Nayeon looked at the proposal.
Then at the bracelet on her wrist.
Then away from both.
“Do you have time?”
“For you? Always. For whatever expression you’re wearing right now? Unfortunately.”
Nayeon almost laughed.
Almost.
An hour later, she sat with Jihyo in the back office of Jihyo’s dance studio, surrounded by spare towels, old recital programs, and one potted plant that looked like it had survived entirely out of spite.
Jihyo listened without interrupting.
This was how Nayeon knew things were bad.
She told her about the kiss.
The apology.
Yunjin misunderstanding.
The morning interruption. Mina’s call.
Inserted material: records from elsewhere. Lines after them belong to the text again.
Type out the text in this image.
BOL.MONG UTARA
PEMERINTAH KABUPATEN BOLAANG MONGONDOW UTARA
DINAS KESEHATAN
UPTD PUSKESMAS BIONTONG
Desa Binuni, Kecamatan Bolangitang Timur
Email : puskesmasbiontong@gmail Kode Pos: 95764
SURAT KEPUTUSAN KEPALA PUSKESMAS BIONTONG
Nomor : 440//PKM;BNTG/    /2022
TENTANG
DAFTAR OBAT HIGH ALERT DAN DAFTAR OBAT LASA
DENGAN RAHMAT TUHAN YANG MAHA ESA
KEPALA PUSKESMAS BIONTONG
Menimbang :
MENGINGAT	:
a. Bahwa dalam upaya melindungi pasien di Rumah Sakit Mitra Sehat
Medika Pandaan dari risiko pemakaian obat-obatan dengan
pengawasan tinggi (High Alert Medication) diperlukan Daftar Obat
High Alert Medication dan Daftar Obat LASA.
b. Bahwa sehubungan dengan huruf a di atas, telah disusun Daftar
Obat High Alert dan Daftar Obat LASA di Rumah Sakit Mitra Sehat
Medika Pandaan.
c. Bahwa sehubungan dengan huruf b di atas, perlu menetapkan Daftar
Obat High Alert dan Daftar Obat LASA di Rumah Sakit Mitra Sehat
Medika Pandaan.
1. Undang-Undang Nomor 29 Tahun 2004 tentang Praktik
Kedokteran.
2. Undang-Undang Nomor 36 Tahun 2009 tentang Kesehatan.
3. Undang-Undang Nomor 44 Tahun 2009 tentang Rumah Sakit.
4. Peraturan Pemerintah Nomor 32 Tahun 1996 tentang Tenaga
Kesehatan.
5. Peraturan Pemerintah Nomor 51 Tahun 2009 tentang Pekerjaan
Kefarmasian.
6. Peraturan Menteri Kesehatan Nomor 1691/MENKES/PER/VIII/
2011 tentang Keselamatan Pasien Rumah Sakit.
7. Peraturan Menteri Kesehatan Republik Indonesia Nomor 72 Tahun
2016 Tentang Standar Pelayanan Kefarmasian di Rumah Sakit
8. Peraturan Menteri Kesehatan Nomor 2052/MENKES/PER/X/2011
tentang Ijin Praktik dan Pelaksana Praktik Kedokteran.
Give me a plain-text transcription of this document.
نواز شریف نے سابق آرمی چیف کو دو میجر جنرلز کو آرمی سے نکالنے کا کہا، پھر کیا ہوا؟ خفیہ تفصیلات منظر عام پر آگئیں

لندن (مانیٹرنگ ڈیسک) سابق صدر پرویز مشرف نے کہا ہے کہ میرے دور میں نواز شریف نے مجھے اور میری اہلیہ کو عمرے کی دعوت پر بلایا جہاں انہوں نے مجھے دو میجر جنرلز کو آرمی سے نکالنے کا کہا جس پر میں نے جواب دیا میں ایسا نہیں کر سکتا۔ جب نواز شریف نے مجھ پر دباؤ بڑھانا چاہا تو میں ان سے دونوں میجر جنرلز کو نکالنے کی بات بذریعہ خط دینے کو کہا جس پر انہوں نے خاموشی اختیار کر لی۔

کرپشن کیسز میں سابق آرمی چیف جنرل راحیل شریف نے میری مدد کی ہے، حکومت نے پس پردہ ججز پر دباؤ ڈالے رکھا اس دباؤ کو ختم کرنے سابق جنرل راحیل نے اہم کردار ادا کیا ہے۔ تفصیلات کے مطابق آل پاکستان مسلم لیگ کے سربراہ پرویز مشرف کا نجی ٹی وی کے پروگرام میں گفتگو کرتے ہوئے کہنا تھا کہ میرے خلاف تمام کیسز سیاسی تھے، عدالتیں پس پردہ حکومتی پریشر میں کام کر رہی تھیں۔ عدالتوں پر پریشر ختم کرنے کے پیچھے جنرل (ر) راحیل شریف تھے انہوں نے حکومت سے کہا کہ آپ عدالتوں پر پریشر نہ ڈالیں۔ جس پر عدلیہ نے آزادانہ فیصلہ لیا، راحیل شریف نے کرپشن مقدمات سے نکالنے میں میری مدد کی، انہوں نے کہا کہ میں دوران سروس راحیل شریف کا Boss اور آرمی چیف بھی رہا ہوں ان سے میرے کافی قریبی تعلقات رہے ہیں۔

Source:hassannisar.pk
Tokyo.
The words she had said to a closing door.
Mina saying she still loved her.
The proposal.
By the end, Jihyo had both elbows on the desk and her fingers pressed together in front of her mouth.
Her silence had posture.
Nayeon hated it.
“Say something,” she said.
Jihyo lowered her hands. “I’m deciding where to begin so I don’t commit a crime.”
“Helpful.”
“I’m trying to be.”
Nayeon looked toward the small window. The studio beyond it was empty between classes, the floor gleaming under afternoon light. In the mirror, her own reflection looked pale and irritated and younger than she wanted.
Jihyo leaned back. “Mina said she still loves you.”
“Yes.”
“And you didn’t know what to say.”
“No.”
“That has become your least charming hobby.”
Nayeon closed her eyes. “I knew you’d say that.”
“Then why make me work?”
“Jihyo.”
Jihyo softened, but only a little. “What did you feel when she said it?”
Nayeon’s eyes opened.
“I don’t know.”
“Yes, you do. You just don’t like the answer.”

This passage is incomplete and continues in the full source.